The MSPA wanted to clarify the rules and regulations for political discourse, for example someone who is campaigning for/against ballot measures or passing out literature for/against a certain candidate and whether or not those actions should be permitted.
The current marketplace rules and regulations state that campaigning for or against electoral candidates or ballot measures and any other unauthorized solicitation is prohibited, with the exception of the Democratic and Republican clubs that are allowed to have a booth before the general election to register voters.
“It’s not always a straight forward analysis when you look at First Amendment free speech rights,” said van Muyden. “Streets and sidewalks are what are considered to be traditional public forums where free speech activity can take place and that can sometimes be conducted as well.” She added that there is a distinction between commercial speech and political/religious speech.

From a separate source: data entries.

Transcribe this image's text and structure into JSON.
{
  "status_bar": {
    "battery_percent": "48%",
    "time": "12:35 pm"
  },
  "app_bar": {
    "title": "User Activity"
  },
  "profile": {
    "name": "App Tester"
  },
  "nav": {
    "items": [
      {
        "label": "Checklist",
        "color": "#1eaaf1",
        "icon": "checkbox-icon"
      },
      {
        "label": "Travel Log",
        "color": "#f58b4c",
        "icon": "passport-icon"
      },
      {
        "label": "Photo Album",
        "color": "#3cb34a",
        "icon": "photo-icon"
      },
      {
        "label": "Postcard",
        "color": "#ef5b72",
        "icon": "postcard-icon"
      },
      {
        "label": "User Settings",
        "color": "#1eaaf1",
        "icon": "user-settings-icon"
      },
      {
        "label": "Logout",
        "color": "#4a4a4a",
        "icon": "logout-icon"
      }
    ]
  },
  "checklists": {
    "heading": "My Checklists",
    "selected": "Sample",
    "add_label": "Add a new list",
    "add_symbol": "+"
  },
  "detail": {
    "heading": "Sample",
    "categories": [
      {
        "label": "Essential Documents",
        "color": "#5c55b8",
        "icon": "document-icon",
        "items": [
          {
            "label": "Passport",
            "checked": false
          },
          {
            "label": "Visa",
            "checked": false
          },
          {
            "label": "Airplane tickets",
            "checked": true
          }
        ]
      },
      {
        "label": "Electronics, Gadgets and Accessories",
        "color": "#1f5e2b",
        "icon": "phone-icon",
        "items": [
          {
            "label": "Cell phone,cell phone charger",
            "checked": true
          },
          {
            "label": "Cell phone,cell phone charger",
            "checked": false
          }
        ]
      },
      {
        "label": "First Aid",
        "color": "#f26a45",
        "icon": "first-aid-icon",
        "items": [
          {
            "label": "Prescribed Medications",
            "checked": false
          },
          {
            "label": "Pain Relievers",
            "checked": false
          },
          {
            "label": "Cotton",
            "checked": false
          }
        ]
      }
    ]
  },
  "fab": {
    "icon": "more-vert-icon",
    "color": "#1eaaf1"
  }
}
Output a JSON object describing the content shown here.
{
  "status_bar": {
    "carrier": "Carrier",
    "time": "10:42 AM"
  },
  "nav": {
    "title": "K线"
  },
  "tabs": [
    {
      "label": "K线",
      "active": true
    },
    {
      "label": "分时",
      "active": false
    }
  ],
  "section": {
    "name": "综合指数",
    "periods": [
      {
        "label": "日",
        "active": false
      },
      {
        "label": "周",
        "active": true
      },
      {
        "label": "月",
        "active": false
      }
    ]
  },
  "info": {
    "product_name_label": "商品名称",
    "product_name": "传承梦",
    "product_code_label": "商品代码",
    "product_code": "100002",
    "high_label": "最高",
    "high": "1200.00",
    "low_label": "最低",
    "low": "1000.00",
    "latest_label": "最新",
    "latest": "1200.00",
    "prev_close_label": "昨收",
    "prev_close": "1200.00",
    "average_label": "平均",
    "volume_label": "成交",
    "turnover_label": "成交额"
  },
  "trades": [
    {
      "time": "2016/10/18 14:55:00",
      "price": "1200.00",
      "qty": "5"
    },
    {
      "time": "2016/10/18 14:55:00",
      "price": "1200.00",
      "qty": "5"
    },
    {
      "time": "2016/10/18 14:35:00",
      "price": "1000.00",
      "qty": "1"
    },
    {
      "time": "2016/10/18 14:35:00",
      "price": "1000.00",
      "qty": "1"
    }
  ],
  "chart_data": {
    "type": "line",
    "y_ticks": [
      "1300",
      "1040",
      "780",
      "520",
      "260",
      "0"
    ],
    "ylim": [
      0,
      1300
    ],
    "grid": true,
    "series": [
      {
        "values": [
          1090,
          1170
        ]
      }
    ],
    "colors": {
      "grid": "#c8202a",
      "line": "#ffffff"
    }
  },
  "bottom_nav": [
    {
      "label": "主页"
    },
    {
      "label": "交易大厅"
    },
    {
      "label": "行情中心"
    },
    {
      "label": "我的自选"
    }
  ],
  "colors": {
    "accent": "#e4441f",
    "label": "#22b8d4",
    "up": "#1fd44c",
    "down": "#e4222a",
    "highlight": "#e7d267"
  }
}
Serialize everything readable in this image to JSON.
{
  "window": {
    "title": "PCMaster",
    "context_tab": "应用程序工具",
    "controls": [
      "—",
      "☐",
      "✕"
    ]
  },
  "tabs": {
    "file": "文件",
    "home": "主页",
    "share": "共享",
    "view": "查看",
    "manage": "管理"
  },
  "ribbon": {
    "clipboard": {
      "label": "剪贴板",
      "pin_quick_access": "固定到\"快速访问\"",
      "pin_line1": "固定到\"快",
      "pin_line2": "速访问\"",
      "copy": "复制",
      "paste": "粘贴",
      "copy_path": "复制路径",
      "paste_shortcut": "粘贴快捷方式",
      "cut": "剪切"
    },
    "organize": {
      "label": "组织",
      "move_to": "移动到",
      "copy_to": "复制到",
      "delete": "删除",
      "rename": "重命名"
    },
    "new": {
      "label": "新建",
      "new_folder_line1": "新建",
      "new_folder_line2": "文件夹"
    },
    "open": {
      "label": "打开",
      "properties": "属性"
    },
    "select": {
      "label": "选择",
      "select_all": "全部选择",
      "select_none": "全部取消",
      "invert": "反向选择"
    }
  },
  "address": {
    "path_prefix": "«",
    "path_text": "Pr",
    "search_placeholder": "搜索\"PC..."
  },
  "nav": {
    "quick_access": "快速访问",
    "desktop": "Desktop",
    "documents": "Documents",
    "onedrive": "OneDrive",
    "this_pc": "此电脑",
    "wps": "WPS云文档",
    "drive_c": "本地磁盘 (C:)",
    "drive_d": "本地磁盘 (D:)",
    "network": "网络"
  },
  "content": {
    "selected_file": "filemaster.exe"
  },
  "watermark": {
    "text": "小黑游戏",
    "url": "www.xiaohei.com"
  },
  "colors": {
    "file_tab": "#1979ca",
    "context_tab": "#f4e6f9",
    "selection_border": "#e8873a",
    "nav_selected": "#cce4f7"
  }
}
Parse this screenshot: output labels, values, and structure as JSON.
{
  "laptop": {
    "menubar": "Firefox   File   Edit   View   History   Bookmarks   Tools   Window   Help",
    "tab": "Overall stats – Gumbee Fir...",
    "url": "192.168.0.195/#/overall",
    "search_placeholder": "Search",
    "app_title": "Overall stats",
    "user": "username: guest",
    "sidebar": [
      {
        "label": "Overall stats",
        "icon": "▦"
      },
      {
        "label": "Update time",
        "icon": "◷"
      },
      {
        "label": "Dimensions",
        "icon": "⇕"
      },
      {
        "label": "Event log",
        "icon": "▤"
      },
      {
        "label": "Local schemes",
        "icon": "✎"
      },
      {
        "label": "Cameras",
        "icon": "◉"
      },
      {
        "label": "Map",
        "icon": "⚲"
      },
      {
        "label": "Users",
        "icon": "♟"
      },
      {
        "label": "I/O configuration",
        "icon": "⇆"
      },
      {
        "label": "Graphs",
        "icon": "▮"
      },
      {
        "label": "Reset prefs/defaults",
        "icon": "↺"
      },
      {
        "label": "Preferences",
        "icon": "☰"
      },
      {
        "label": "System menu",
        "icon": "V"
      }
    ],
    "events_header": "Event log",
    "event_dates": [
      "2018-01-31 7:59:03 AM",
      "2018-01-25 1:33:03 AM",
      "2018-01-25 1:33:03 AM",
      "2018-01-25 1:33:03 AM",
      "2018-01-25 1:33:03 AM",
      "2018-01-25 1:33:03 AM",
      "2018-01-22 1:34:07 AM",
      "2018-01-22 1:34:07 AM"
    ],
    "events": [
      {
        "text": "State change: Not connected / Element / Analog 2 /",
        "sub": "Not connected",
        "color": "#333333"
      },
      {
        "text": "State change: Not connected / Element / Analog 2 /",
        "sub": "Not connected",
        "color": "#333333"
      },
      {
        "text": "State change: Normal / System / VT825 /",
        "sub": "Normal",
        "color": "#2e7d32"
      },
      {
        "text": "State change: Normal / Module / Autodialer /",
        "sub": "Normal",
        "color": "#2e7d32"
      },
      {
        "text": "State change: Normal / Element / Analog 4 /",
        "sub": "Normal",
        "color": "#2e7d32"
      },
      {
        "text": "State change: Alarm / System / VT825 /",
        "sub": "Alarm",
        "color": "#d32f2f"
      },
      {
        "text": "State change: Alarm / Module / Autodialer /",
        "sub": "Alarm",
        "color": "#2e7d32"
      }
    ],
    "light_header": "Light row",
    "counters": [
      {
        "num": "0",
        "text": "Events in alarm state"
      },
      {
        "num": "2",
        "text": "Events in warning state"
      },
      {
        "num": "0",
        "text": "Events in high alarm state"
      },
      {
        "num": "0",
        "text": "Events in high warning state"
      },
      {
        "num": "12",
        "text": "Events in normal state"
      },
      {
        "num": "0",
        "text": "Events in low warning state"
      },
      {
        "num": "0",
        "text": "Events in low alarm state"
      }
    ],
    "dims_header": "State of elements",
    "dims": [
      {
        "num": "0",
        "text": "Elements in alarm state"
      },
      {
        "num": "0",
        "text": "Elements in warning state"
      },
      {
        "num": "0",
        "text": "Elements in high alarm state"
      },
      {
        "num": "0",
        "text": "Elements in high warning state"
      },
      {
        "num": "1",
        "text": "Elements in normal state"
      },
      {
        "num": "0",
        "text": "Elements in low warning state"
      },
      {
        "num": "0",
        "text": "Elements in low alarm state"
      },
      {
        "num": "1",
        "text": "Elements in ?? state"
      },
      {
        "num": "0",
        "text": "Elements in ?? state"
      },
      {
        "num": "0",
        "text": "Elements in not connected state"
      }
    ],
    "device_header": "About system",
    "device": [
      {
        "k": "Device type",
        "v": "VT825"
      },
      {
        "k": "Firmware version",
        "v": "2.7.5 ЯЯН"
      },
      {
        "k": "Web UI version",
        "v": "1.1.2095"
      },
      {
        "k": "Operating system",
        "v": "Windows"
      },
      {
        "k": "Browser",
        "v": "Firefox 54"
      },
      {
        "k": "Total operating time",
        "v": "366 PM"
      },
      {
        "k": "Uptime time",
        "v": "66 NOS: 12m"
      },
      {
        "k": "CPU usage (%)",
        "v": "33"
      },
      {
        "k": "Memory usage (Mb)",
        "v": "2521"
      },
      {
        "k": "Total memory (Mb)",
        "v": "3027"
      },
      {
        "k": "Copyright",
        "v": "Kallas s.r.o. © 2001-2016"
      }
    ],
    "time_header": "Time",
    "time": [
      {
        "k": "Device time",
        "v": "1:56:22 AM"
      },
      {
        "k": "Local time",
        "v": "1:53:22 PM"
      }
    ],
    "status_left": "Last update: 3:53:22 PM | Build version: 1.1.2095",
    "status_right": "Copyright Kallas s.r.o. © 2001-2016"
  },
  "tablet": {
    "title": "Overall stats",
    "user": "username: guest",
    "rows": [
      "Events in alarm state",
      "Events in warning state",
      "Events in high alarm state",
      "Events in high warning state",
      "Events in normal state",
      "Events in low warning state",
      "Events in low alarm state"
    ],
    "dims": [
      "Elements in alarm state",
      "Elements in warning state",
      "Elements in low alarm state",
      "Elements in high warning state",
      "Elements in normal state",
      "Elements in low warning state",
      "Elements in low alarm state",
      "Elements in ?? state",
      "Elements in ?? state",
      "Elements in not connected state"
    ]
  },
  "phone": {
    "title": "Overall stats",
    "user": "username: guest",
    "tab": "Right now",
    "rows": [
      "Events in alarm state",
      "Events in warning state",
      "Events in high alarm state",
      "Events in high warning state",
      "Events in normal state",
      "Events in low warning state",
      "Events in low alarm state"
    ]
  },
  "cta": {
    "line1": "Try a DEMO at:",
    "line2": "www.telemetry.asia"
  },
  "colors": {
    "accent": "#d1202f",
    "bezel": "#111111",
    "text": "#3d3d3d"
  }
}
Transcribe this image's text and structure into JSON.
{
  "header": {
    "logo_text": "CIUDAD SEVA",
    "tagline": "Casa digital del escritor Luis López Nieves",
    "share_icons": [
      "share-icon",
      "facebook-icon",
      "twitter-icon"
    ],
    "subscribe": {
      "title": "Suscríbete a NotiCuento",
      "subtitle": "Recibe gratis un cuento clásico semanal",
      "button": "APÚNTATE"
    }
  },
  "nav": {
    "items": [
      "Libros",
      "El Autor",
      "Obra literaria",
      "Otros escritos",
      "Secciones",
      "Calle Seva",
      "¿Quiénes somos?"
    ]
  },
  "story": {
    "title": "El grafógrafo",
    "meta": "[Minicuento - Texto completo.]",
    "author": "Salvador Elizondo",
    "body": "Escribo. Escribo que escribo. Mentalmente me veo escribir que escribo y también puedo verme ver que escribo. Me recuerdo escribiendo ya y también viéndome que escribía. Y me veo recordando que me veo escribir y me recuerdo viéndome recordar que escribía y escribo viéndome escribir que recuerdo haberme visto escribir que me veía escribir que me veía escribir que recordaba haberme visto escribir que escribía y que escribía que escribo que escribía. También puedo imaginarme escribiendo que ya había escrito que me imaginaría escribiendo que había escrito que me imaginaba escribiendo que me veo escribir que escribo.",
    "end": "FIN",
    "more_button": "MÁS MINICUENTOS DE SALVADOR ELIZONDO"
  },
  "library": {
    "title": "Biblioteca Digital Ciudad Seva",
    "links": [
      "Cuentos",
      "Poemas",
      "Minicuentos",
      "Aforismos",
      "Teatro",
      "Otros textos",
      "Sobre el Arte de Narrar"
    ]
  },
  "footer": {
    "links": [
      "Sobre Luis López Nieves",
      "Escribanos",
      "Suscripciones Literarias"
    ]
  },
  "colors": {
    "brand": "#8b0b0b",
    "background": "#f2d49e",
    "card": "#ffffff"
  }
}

Regulations have to be “content neutral” meaning if political clubs are allowed to register voters at the marketplace then there shouldn’t be a concern for other campaign activity (which is considered protected free speech activity).
Van Muyden said that usually there is a designated area for this type of free speech to take place and, if that certain space is not available, then there must be adequate alternate channels for this type of communication to occur.
The board contends that having five or six booths of political candidates may detract from the overall purpose of the marketplace, which is to promote the vendors.
“There has to be some sort of mutual understanding,” said Andre Ordubegian, president of the Montrose Shopping Park Assn. board. “It doesn’t matter if you’re Republican or Democrat. Whatever it is, you need to come and ask us nicely [to engage in political activity]. What we’re missing right now is the communication part of it.”
The MSPA will take the issue to the Harvest Market Committee to further explore the issue including establishing specific times for political factions to rotate at an information booth or other options.